7. Richard Kadrey, et al. v. Meta
Current Status: No major substantive developments this past week. Three weeks ago, Plaintiffs moved to amend their consolidated complaint to revise the class definition and add an additional claim for contributory copyright infringement. Although the proposed amendments are filed under seal, the memorandum of law accompanying the proposed amendments suggests that the new contributory copyright infringement claim is intended to capture instances where Meta uploaded the asserted works in the course of seeding torrents for the various shadow-libraries from which they sourced training data. There were no significant new filings in the past week.
8. Reddit v. Anthropic
Current Status: No major substantive developments this past week. Two weeks ago, the Court held a joint case management conference and set a schedule, with the hearing on Reddit’s motion to remand to state court scheduled for January 27th and trial set for February 14th, 2028. Anthropic also submitted the order dismissing several of Ziff Davis’ claims in the multi-district litigation to the Court as a relevant decision to its opposition to Reddit’s motion for remand. The suggestion appears to be that Reddit’s state court claims are preempted by federal copyright law and thus that the case is not suited for resolution in state court. This week saw no significant new filings.
9. Hendrix v. Apple
Current Status: No major substantive developments this past week. As discussed previously, the parties and the Court agreed to relate the present case to another case filed against Apple by Susana Martinez-Conde and Stephen Macknick. Several weeks ago, the Court accepted another request to relate a case by Tasha Alexander against Apple. At the moment, class leadership has not been determined, with a hearing on Plaintiffs’ motions for leadership set for January 27th, 2026.

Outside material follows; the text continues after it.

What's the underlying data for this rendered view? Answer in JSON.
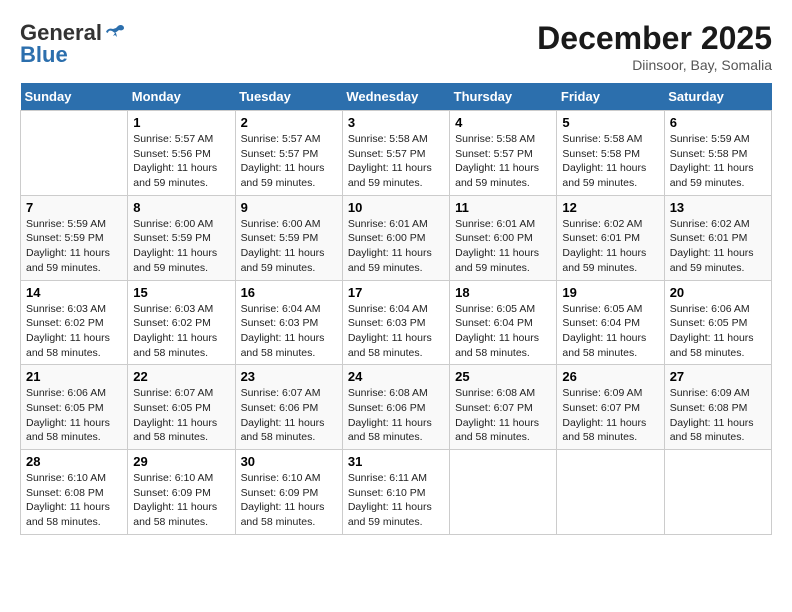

10. Disney et al. v. Minimax & Hailuo AI
Current Status: No major substantive developments this past week. Months ago, Disney, Universal, and Warner Bros. filed suit against AI companies offering video generation products which is similar to the one filed by Disney against Midjourney. The case has been assigned to Judge Stanley Blumenfeld and Magistrate Judge Charles Eick.

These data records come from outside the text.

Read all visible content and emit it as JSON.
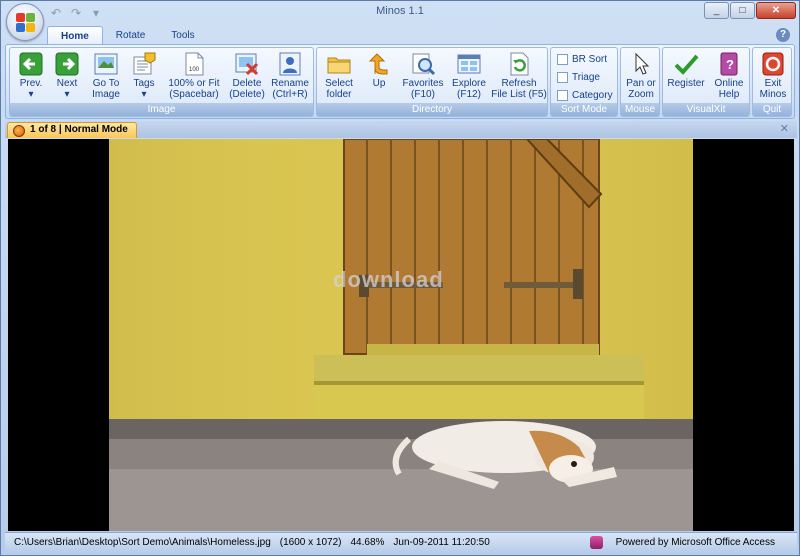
{
  "window": {
    "title": "Minos 1.1"
  },
  "tabs": [
    {
      "label": "Home"
    },
    {
      "label": "Rotate"
    },
    {
      "label": "Tools"
    }
  ],
  "help_label": "?",
  "ribbon": {
    "groups": {
      "image": "Image",
      "directory": "Directory",
      "sort_mode": "Sort Mode",
      "mouse": "Mouse",
      "visualxit": "VisualXit",
      "quit": "Quit"
    },
    "buttons": {
      "prev": "Prev.",
      "next": "Next",
      "goto_1": "Go To",
      "goto_2": "Image",
      "tags": "Tags",
      "fit_1": "100% or Fit",
      "fit_2": "(Spacebar)",
      "delete_1": "Delete",
      "delete_2": "(Delete)",
      "rename_1": "Rename",
      "rename_2": "(Ctrl+R)",
      "select_1": "Select",
      "select_2": "folder",
      "up": "Up",
      "fav_1": "Favorites",
      "fav_2": "(F10)",
      "explore_1": "Explore",
      "explore_2": "(F12)",
      "refresh_1": "Refresh",
      "refresh_2": "File List (F5)",
      "pan_1": "Pan or",
      "pan_2": "Zoom",
      "register": "Register",
      "online_1": "Online",
      "online_2": "Help",
      "exit_1": "Exit",
      "exit_2": "Minos"
    },
    "sort_checks": [
      {
        "label": "BR Sort",
        "checked": false
      },
      {
        "label": "Triage",
        "checked": false
      },
      {
        "label": "Category",
        "checked": false
      }
    ]
  },
  "doc_tab": {
    "label": "1 of 8  |  Normal Mode"
  },
  "image": {
    "watermark": "download"
  },
  "status": {
    "path": "C:\\Users\\Brian\\Desktop\\Sort Demo\\Animals\\Homeless.jpg",
    "dimensions": "(1600 x 1072)",
    "zoom": "44.68%",
    "date": "Jun-09-2011 11:20:50",
    "powered": "Powered by Microsoft Office Access"
  }
}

Although the case has seen little movement, Judge Stanley Blumenfeld issued an order to show cause in the last week of 2025 in which he noted that the complaint had been served more than 90 days ago and yet Disney had not yet filed proof of service. Disney was ordered to explain why the case should not be dismissed for lack of prosecution by December 29th. Disney responded on Christmas Eve, explaining that it has made efforts to serve Defendants but has been unsuccessful due to difficulties serving foreign parties. Disney also noted that Rule 4(m) (which sets forth the requirement to serve defendants within 90 days) has been found not to apply where all defendants are foreign companies.